Healthcare Revenue Cycle Risk Prediction

Riya Shet

A model that flags which patients are at financial risk in a hospital's revenue cycle, so a billing team can offer support early rather than chase an unpaid bill later. Built and validated on synthetic EHR data.

scikit-learn · Random Forest · Imbalanced learning · Permutation importance · Synthetic EHR (Synthea)

Precision-recall and ROC curves for the financial-risk classifier

The problem

Hospitals carry a lot of unpaid patient bills. If you can flag which patients are likely to end up in financial difficulty, a billing team can step in early with a payment plan or support, instead of chasing a debt months later. This is a ranking problem: surface the high-risk group at the top. I built it on synthetic EHR data from Synthea, so it is a working demonstration of the pipeline rather than a deployed tool.

The model

The classifier is a Random Forest, trained with class weighting because the high-risk group is rare, and evaluated with stratified cross-validation so the rare class is represented in every fold. The cover shows the precision-recall and ROC curves, which matter more than raw accuracy when the positive class is small.

What predicts risk

Reading the model with both impurity-based and permutation importance, comorbidity burden came out as the most reliable driver, ahead of features that are often assumed to matter. The useful takeaway is that routine clinical data already carries most of the signal, so a scoring tool can run on data a hospital already holds.

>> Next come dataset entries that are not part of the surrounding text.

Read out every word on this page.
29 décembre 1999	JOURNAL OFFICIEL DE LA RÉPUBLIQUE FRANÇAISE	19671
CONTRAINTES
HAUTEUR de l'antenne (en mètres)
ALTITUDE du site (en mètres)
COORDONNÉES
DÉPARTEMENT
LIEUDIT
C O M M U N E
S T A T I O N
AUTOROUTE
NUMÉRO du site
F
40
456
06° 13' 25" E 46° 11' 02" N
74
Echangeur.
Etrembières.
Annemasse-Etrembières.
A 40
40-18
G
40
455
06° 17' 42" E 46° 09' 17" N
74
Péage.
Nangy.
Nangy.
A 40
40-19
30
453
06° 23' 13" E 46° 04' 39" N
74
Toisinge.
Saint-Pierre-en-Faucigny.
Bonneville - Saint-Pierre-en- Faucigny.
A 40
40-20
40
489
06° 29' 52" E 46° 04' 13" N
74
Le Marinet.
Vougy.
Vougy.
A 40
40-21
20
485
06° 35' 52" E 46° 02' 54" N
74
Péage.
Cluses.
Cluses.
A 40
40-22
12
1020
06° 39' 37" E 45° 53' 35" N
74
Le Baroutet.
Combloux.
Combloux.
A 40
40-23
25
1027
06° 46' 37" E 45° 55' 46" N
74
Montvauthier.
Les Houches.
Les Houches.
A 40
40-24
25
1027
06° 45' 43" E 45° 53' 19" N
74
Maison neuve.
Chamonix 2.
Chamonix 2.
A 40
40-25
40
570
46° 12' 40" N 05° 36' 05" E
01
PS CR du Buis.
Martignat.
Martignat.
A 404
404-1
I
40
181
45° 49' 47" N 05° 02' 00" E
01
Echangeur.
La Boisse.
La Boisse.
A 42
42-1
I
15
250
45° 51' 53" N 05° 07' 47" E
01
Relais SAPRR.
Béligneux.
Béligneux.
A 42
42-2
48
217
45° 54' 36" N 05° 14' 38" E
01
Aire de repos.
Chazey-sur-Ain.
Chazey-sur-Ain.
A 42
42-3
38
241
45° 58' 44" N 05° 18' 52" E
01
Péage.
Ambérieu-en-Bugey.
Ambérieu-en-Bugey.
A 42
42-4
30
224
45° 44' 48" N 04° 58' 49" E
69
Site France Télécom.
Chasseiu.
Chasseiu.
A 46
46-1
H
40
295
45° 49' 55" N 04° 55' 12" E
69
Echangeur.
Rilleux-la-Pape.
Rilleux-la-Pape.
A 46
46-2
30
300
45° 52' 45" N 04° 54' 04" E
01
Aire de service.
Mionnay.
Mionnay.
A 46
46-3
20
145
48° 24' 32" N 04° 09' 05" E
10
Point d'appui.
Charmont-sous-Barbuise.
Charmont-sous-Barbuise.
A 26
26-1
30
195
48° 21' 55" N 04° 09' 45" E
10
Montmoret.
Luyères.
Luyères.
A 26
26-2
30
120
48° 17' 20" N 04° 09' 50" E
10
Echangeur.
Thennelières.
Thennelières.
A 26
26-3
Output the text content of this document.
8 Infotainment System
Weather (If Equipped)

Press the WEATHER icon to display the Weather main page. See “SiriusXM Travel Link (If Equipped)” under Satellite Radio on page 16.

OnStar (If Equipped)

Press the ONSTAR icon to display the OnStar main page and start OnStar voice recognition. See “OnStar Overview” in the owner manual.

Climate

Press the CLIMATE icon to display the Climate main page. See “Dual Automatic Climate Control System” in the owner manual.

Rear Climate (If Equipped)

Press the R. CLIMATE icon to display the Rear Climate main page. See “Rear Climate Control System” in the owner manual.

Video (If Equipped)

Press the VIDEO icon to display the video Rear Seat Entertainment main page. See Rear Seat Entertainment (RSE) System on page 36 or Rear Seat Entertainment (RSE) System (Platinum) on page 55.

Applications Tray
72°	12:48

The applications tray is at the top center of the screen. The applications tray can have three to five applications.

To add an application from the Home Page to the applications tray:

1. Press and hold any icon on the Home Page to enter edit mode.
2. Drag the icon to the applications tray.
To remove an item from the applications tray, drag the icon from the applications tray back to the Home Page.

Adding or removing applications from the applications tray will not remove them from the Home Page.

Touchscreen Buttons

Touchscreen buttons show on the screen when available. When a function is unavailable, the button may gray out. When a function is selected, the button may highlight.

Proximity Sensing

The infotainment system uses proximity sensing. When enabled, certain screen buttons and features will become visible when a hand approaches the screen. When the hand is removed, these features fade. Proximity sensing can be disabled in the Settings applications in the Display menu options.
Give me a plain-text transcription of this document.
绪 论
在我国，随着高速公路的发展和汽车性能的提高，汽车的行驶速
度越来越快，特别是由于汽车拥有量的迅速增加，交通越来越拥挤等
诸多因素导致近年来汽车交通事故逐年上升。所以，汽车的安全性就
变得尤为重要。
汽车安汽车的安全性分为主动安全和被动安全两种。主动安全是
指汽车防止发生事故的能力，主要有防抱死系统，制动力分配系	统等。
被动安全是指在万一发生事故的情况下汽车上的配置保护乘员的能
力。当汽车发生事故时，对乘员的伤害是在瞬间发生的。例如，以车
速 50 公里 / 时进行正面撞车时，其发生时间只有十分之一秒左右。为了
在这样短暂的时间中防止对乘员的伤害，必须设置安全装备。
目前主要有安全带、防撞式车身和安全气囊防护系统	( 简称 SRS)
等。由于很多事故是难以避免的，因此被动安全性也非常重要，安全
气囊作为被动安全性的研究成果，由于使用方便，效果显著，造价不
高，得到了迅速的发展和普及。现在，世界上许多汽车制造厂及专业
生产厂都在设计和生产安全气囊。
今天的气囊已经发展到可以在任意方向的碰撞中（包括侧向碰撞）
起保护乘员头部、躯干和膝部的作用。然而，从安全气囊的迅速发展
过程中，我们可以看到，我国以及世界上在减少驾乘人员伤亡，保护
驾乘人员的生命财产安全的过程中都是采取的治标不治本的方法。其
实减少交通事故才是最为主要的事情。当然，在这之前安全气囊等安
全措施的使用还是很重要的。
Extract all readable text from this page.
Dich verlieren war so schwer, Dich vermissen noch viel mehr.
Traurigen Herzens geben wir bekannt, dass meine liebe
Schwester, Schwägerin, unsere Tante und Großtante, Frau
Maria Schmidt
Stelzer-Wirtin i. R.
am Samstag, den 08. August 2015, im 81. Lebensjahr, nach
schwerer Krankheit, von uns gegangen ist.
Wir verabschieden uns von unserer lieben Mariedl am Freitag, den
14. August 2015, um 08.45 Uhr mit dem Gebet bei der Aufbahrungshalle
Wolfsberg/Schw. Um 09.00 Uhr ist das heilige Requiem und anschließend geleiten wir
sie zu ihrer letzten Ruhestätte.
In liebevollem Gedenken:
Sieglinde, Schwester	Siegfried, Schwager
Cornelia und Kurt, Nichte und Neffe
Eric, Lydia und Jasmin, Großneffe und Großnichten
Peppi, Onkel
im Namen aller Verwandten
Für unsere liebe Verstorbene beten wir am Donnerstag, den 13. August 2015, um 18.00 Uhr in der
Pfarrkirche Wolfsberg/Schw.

Feature importance from impurity-based and permutation methods, with comorbidity burden ranked highest

Figure 1. Feature importance by impurity and by permutation. Comorbidity burden leads on both, which is the more trustworthy signal.

Performance

Ranked by predicted risk, the model identifies the high-risk group far better than the baseline, a roughly 9.4-fold lift at the top of the ranking. The confusion matrix shows where it still confuses the two groups, which is the cost a billing team would weigh against the saving.

Confusion matrix for the financial-risk classifier

Figure 2. Confusion matrix. It makes the trade-off explicit: how many genuinely at-risk patients are caught against how many are flagged unnecessarily.

Notes

The data are synthetic, so this is a demonstration of the modelling and evaluation rather than a validated clinical or financial tool. The full pipeline, from data generation to feature importance, is in the repository.